What is the Automatic Stay?
One of the biggest benefits of filing for bankruptcy is the automatic stay. The automatic stay can give you temporary relief from creditors and collections, give you the time you need to get your affairs in order, and to get your bankruptcy discharge.
What is the Automatic Stay?
When you file for bankruptcy, all of your property (other than property that is exempt) becomes the property of the bankruptcy trustee (at least in theory—in reality, for most people, nobody is taking any of your things).
Your money and assets are the bankruptcy estate’s property as well, so bankruptcy law doesn’t want creditors taking any of your money or property. That’s why the law provides for an automatic stay. The stay is an immediate restriction on any and all collection activities against you.
From debt collection calls to foreclosures to letters to the local mechanic’s calls to you to collect whatever money you owe—all of it must stop, immediately, and there are severe penalties for creditors who don’t abide by the stay. A creditor who ignores the stay can be ordered to pay your costs and your attorney’s fees.

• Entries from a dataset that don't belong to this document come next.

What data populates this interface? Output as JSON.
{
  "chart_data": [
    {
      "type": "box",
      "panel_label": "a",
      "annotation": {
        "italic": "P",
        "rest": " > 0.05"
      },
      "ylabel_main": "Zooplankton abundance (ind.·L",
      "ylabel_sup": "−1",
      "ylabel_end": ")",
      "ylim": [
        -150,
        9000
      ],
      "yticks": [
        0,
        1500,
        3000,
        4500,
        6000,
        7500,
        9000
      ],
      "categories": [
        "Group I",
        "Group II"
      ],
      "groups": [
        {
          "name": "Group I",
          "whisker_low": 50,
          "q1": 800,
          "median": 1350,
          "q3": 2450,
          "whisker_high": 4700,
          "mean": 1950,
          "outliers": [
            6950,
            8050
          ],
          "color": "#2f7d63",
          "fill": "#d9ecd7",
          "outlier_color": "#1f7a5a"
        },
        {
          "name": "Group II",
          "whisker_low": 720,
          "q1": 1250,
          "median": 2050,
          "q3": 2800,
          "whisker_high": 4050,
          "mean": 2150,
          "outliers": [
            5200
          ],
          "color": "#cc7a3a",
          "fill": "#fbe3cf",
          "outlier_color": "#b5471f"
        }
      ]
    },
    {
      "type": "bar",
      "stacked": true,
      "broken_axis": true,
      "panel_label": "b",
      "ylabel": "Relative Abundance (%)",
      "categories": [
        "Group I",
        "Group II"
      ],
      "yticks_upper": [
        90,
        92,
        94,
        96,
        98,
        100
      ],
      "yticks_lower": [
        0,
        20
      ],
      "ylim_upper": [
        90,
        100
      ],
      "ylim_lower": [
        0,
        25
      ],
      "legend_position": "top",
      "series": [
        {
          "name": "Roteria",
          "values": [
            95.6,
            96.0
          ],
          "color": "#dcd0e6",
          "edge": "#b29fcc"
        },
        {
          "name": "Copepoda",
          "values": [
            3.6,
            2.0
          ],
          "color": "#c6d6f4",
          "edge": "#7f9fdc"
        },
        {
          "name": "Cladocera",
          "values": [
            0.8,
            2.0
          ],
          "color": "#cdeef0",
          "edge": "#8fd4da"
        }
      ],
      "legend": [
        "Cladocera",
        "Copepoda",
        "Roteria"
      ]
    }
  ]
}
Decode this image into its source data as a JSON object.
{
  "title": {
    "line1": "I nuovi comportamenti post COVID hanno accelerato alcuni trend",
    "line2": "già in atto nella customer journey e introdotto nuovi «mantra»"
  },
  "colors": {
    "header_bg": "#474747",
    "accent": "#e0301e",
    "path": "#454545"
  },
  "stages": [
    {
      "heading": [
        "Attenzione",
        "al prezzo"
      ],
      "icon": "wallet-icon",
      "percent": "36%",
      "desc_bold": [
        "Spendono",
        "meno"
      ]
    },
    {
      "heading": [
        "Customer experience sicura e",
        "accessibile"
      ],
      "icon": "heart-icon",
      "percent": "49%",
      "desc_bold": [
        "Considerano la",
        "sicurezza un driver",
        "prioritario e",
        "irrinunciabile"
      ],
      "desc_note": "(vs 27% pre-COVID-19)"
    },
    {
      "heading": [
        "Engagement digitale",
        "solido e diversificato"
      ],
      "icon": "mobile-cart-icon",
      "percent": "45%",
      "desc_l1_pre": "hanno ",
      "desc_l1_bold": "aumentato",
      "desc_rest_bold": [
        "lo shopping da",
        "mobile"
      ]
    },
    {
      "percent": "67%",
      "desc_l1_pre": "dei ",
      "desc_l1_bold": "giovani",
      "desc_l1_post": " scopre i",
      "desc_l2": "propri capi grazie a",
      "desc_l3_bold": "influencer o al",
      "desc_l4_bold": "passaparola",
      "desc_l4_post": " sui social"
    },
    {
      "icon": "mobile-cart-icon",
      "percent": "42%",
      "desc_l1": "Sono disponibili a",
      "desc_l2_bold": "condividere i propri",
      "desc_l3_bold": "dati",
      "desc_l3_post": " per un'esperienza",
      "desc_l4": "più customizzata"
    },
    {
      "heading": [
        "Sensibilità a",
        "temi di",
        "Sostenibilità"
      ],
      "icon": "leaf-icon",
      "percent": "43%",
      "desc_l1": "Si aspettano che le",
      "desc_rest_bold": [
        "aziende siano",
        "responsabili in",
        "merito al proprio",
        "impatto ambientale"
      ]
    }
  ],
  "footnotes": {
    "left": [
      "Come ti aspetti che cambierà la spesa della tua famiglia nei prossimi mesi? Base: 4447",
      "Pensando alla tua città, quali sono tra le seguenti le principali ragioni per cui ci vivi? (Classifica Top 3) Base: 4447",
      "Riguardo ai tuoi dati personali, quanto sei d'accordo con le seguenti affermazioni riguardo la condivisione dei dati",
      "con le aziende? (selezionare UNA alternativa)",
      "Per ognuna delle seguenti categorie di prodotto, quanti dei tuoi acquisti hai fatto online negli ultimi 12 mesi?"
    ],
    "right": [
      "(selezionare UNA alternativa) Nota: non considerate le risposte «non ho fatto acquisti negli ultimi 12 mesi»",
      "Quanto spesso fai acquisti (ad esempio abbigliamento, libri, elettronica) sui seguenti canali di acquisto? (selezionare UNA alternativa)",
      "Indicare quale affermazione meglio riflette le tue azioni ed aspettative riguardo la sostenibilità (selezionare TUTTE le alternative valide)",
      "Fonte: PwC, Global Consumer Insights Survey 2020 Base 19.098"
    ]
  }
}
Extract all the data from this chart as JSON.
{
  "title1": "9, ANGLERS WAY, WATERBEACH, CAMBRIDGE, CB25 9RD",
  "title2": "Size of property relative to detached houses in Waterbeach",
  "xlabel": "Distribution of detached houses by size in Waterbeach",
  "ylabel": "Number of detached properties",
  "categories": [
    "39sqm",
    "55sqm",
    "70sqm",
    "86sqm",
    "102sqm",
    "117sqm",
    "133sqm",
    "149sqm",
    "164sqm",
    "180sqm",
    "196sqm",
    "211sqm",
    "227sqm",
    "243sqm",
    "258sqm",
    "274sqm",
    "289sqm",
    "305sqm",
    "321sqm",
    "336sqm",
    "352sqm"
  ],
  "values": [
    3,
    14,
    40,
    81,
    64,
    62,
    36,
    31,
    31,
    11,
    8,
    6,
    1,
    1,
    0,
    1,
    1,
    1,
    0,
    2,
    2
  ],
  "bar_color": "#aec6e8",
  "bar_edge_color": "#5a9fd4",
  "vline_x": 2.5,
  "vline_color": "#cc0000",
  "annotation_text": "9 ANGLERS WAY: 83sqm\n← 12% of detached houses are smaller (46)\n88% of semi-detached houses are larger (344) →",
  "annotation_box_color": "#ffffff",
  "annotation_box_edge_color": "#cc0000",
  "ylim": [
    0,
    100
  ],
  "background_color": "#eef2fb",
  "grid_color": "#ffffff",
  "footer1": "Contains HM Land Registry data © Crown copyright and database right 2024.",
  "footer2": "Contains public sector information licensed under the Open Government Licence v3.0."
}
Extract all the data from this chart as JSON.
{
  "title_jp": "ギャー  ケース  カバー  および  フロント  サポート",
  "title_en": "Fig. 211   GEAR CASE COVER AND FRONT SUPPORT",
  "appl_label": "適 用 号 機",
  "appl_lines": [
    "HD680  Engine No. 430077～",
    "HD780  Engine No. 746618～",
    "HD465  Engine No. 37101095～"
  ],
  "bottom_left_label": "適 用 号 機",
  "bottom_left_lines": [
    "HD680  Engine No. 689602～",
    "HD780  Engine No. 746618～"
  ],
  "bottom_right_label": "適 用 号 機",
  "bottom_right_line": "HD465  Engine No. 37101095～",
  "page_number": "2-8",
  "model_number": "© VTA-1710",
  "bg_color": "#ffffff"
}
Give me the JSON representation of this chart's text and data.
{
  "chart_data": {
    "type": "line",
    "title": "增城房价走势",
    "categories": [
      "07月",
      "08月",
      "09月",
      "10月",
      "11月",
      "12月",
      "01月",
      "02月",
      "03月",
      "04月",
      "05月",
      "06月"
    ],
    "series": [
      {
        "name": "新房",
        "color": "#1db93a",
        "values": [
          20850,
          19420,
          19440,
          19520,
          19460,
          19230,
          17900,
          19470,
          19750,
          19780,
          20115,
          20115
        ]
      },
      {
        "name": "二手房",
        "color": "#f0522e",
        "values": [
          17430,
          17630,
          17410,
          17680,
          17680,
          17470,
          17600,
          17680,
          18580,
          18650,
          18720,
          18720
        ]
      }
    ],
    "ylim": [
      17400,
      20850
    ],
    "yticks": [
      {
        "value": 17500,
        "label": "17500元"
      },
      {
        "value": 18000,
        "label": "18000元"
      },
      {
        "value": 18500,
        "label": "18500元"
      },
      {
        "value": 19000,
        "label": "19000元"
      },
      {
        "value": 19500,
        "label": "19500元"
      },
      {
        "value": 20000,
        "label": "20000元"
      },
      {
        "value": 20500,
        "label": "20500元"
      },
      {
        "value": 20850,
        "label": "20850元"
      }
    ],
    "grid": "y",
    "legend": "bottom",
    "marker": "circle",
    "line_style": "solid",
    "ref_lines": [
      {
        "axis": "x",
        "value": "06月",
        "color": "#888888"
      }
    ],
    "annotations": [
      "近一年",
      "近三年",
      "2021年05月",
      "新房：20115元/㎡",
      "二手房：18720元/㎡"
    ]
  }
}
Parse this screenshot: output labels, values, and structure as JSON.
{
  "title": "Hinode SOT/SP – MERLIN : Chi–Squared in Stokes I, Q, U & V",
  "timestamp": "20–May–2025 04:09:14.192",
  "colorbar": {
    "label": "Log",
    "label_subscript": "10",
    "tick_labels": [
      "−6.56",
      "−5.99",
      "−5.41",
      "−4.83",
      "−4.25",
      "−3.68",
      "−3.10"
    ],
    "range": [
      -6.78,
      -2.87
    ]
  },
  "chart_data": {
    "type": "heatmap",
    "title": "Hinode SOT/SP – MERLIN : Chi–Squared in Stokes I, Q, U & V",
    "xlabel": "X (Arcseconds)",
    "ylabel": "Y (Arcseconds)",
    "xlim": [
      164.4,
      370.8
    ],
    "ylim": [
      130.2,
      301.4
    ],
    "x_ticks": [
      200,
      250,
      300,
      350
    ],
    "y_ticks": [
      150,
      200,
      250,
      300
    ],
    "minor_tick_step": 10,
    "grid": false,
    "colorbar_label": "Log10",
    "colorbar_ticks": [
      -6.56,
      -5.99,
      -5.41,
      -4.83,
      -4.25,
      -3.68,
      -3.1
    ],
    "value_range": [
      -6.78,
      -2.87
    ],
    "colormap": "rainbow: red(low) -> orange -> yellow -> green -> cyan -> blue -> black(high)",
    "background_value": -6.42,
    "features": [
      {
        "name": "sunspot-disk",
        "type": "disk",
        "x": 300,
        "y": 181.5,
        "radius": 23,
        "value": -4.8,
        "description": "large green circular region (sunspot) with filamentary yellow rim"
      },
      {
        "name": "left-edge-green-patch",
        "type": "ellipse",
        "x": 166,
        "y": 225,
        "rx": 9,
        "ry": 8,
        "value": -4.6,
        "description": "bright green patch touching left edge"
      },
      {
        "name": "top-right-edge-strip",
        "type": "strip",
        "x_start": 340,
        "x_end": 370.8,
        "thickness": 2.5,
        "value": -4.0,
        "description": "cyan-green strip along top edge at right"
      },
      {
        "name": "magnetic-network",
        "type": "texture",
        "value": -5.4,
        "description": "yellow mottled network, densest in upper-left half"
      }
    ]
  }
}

In fact, during the foreclosure crisis of 2008, and even today, the bankruptcy stay is often used to delay or put off a foreclosure sale. In many cases, homeowners have used the extra time provided by the stay to modify their loans or work out some kind of solution with their banks.
People who are having wages garnished will also find relief, as the stay will prevent the creditor from continuing to take wages. Any lawsuits that have been filed against the homeowner, such as credit card or medical debt lawsuits, also must cease immediately.
In some cases, creditors can get relief from the stay and continue collection activities but they have to ask for the court’s permission. That often happens with secured creditors, like foreclosing banks, or repossession of vehicles. In some cases, they can continue their foreclosure—however, by the time they ask for permission to continue and receive it, the homeowner still gains significant extra time.
Additionally, debtors who file more than one bankruptcy may lose the protection of the stay.
If no permission is asked for and granted, the stay is in position until the end of your case (which, at least in a Chapter 7, should result in a discharge anyway).
The way that creditors even know that they must stop collection activities, and that there even is an automatic stay, is because they are notified by the bankruptcy court when you file your bankruptcy petition. The entities that are notified are those that you have listed on your bankruptcy paperwork. This is another reason why it is so important to complete your bankruptcy paperwork as fully and completely as possible.